第16話:ノイズの復権
世界が反転する音を聞いたことがあるか? 俺はある。今、まさにその音の中にいるからだ。
一夜明けて、事態は制御不能な領域に突入していた。 『哀していた』という誤植……いや、今や「神表現」と崇められているその一言が、ネット上の空気を一変させたのだ。
テレビをつける。 昼のワイドショー。コメンテーターの席には、昨日までAI特集を得意げに語っていたITジャーナリストが座っている。
『これからは、AIには出せない「揺らぎ」の時代ですよ。この高村健という作家は、あえて完璧な日本語を崩すことで、喪失感という計算不可能な感情を表現した。いやあ、見事です』
「……嘘をつけ」
俺はソファで膝を抱えながら、画面に毒づいた。 お前、昨日は「AI校正を使わない作家は淘汰される」って言ってただろうが。
スマホを見る。 TikTokでは、若者たちが『人間失格の夜』の誤植箇所を朗読する動画がバズっていた。 ただし、昨日のような嘲笑ではない。 ピアノのBGMに乗せ、涙を流しながら「エモい」と語り合っているのだ。
『「肩を炊いた」。これは、熱情が物理的な熱量に変わるほどの激しい愛の隠喩!』 『「絶頂の淵」。絶望と絶頂は紙一重だという哲学的メッセージ!』 『誤字じゃない。これは「ノイズ・アート」だ!』
ノイズ・アート。 俺の恥ずかしいミスが、いつの間にか現代アートの最先端に祭り上げられている。 AIが生成する「正解」があふれかえる世の中で、俺の「間違い」は、皮肉にも希少価値の高い「人間性の証明」として消費され始めたのだ。
松島から電話がかかってくる。 昨夜とは違い、声が少し上擦っていた。
『高村さん、重版が決まりました。電子だけじゃない、紙でも出します。初版3万……いや、5万いけます』
「……正気か? 誤字だらけだぞ」
『直しませんよ。一文字たりとも』 松島は断言した。 『今の読者は、その誤字にお金を払っているんです。「AI校正を通していない証明書」としてね。修正したら、逆に炎上します』
「俺は、不良品を売る詐欺師か?」
『アーティスト、と呼んでください。……それと、取材依頼が殺到しています。テレビ、雑誌、Webメディア。
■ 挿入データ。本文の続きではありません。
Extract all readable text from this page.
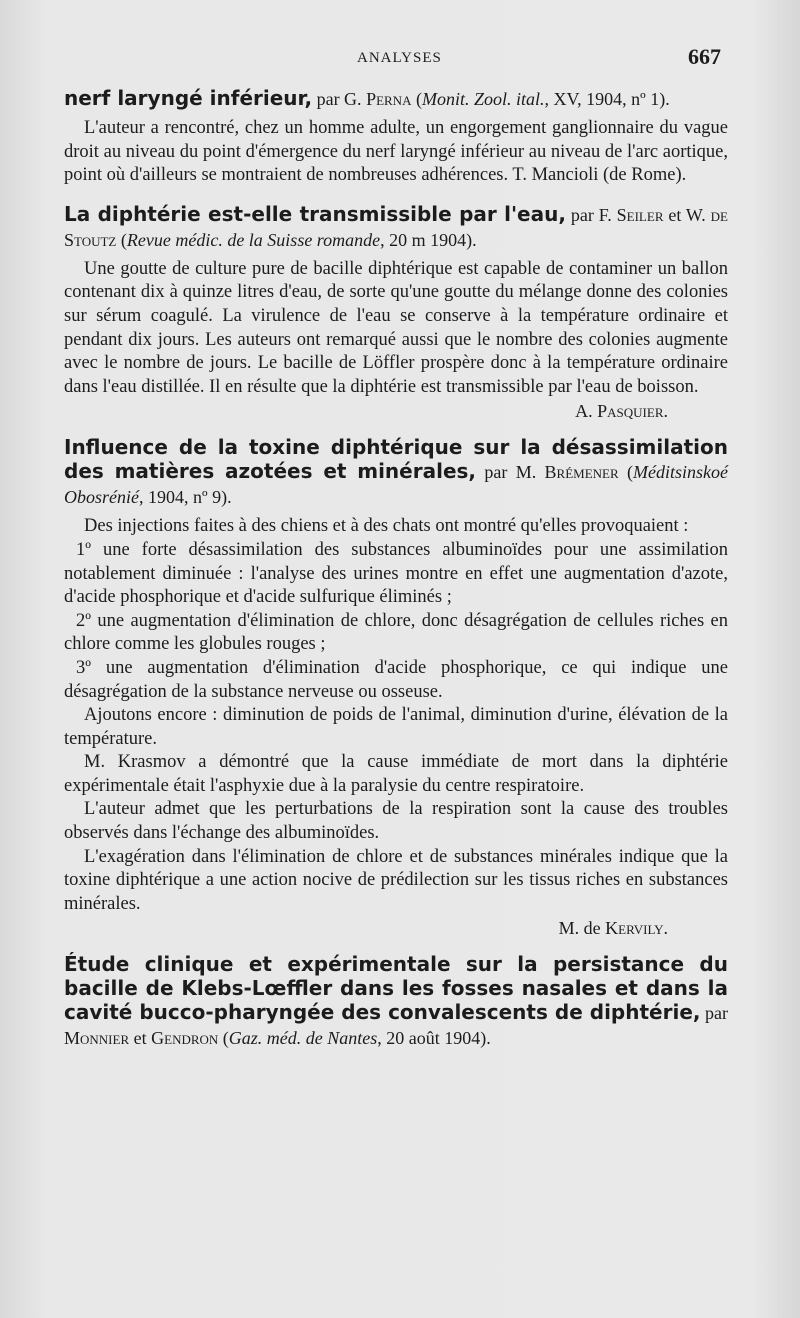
ANALYSES	667

nerf laryngé inférieur, par G. Perna (Monit. Zool. ital., XV, 1904, nº 1).

L'auteur a rencontré, chez un homme adulte, un engorgement ganglionnaire du vague droit au niveau du point d'émergence du nerf laryngé inférieur au niveau de l'arc aortique, point où d'ailleurs se montraient de nombreuses adhérences. T. Mancioli (de Rome).

La diphtérie est-elle transmissible par l'eau, par F. Seiler et W. de Stoutz (Revue médic. de la Suisse romande, 20 m 1904).

Une goutte de culture pure de bacille diphtérique est capable de contaminer un ballon contenant dix à quinze litres d'eau, de sorte qu'une goutte du mélange donne des colonies sur sérum coagulé. La virulence de l'eau se conserve à la température ordinaire et pendant dix jours. Les auteurs ont remarqué aussi que le nombre des colonies augmente avec le nombre de jours. Le bacille de Löffler prospère donc à la température ordinaire dans l'eau distillée. Il en résulte que la diphtérie est transmissible par l'eau de boisson.

A. Pasquier.

Influence de la toxine diphtérique sur la désassimilation des matières azotées et minérales, par M. Brémener (Méditsinskoé Obosrénié, 1904, nº 9).

Des injections faites à des chiens et à des chats ont montré qu'elles provoquaient :

1º une forte désassimilation des substances albuminoïdes pour une assimilation notablement diminuée : l'analyse des urines montre en effet une augmentation d'azote, d'acide phosphorique et d'acide sulfurique éliminés ;

2º une augmentation d'élimination de chlore, donc désagrégation de cellules riches en chlore comme les globules rouges ;

3º une augmentation d'élimination d'acide phosphorique, ce qui indique une désagrégation de la substance nerveuse ou osseuse.

Ajoutons encore : diminution de poids de l'animal, diminution d'urine, élévation de la température.

M. Krasmov a démontré que la cause immédiate de mort dans la diphtérie expérimentale était l'asphyxie due à la paralysie du centre respiratoire.

L'auteur admet que les perturbations de la respiration sont la cause des troubles observés dans l'échange des albuminoïdes.

L'exagération dans l'élimination de chlore et de substances minérales indique que la toxine diphtérique a une action nocive de prédilection sur les tissus riches en substances minérales.

M. de Kervily.

Étude clinique et expérimentale sur la persistance du bacille de Klebs-Lœffler dans les fosses nasales et dans la cavité bucco-pharyngée des convalescents de diphtérie, par Monnier et Gendron (Gaz. méd. de Nantes, 20 août 1904).
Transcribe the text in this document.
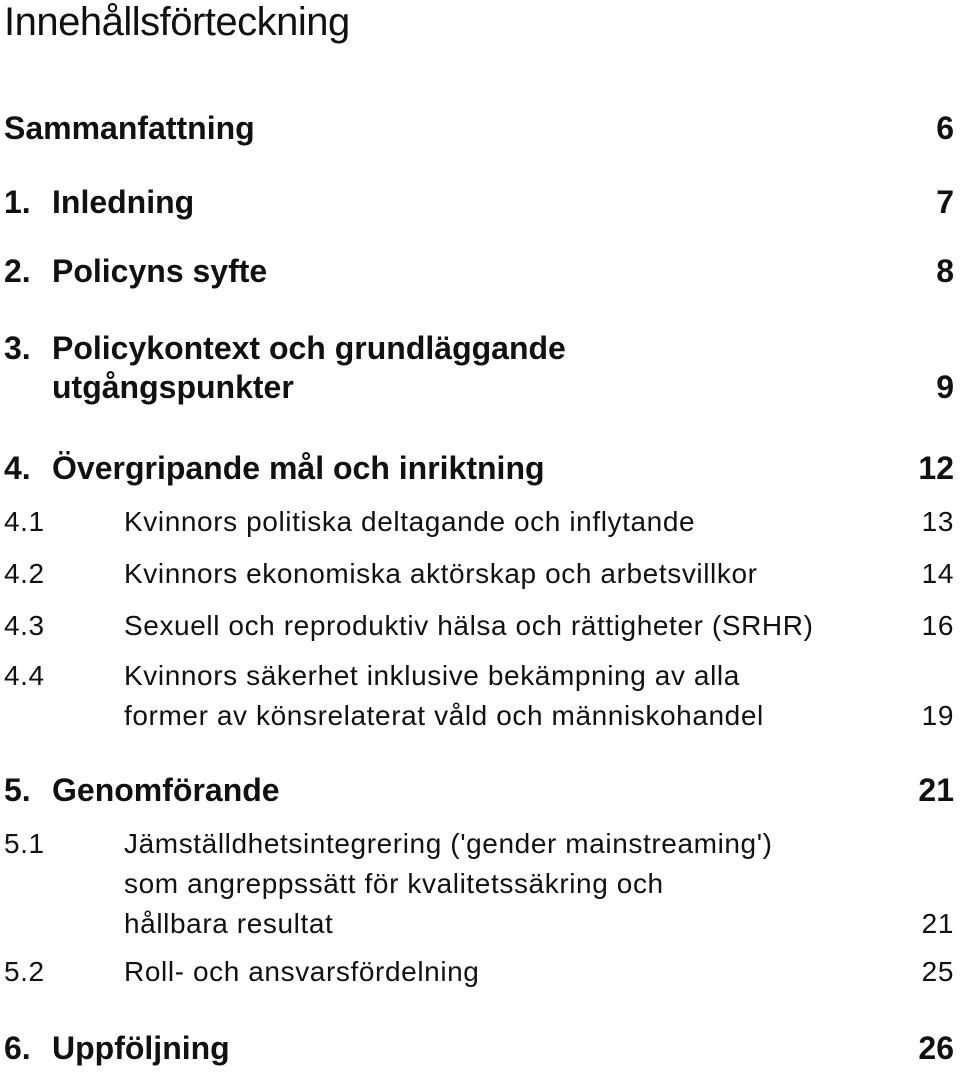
Innehållsförteckning
Sammanfattning	6
1. Inledning	7
2. Policyns syfte	8
3. Policykontext och grundläggande
utgångspunkter	9
4. Övergripande mål och inriktning	12
4.1	Kvinnors politiska deltagande och inflytande	13
4.2	Kvinnors ekonomiska aktörskap och arbetsvillkor	14
4.3	Sexuell och reproduktiv hälsa och rättigheter (SRHR)	16
4.4	Kvinnors säkerhet inklusive bekämpning av alla
former av könsrelaterat våld och människohandel	19
5. Genomförande	21
5.1	Jämställdhetsintegrering ('gender mainstreaming')
som angreppssätt för kvalitetssäkring och
hållbara resultat	21
5.2	Roll- och ansvarsfördelning	25
6. Uppföljning	26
全員が「あの表現に込めた意図」を聞きたがっている』
俺は電子タバコを口に運び、深く吸い込んだ。 煙を吐き出す。 ゆらゆらと揺れるその煙のように、真実と虚構の境界が曖昧になっていく。
俺には二つの選択肢があった。 一つは、正直に「あれはただのミスです。老眼と疲労の産物です」と謝罪すること。 そうすれば、ブームは一瞬で去り、俺は再び嘲笑の的になるだろう。作家生命は終わる。
もう一つは……。
『高村さん? 聞こえていますか?』
「……ああ、聞こえてる」
俺はデバイスを強く握りしめた。 熱を持っている。 俺のプライドは、とっくの昔に泥にまみれている。 だったら、その泥を「金箔」だと言い張って、最後まで演じ切るのも、作家の業じゃないのか?
「松島。取材、全部受けよう」
『いいんですか? 意図を聞かれますよ』
「問題ない」
俺は口角を吊り上げた。 鏡に映る俺の顔は、ひどく卑屈で、そして最高に邪悪だった。
「全て、俺の計算通りだとな」
電話を切る。 俺はPCに向かい、SNSのアカウントを開いた。 フォロワー数が、秒速で増えている。 俺は、震える指で「投稿」ボタンを押した。
『誤読こそが、読書の自由だ。正解《AI》に縛られるな。俺のノイズを感じろ』
送信。 直後に付く、無数の「いいね」。
俺はついに一線を超えた。 ミスを才能だと偽り、バグを芸術だと嘯く。 それはAIよりもタチの悪い、人間の嘘だ。
だが、不思議と気分は悪くなかった。 むしろ、腹の底から黒い笑いがこみ上げてくる。 世界中が、俺の「誤植」にひれ伏している。 ざまあみろ。AIも、アルゴリズムも、俺の「うっかりミス」には勝てなかったんだ。
俺は電子タバコのカートリッジを交換した。 新しい味がした。 それは、甘美な「勝利」の味だった。
まだ気づいていない。 この嘘が、やがて俺自身を、本当の意味で「学習データ」として売り渡すための契約書になるとは。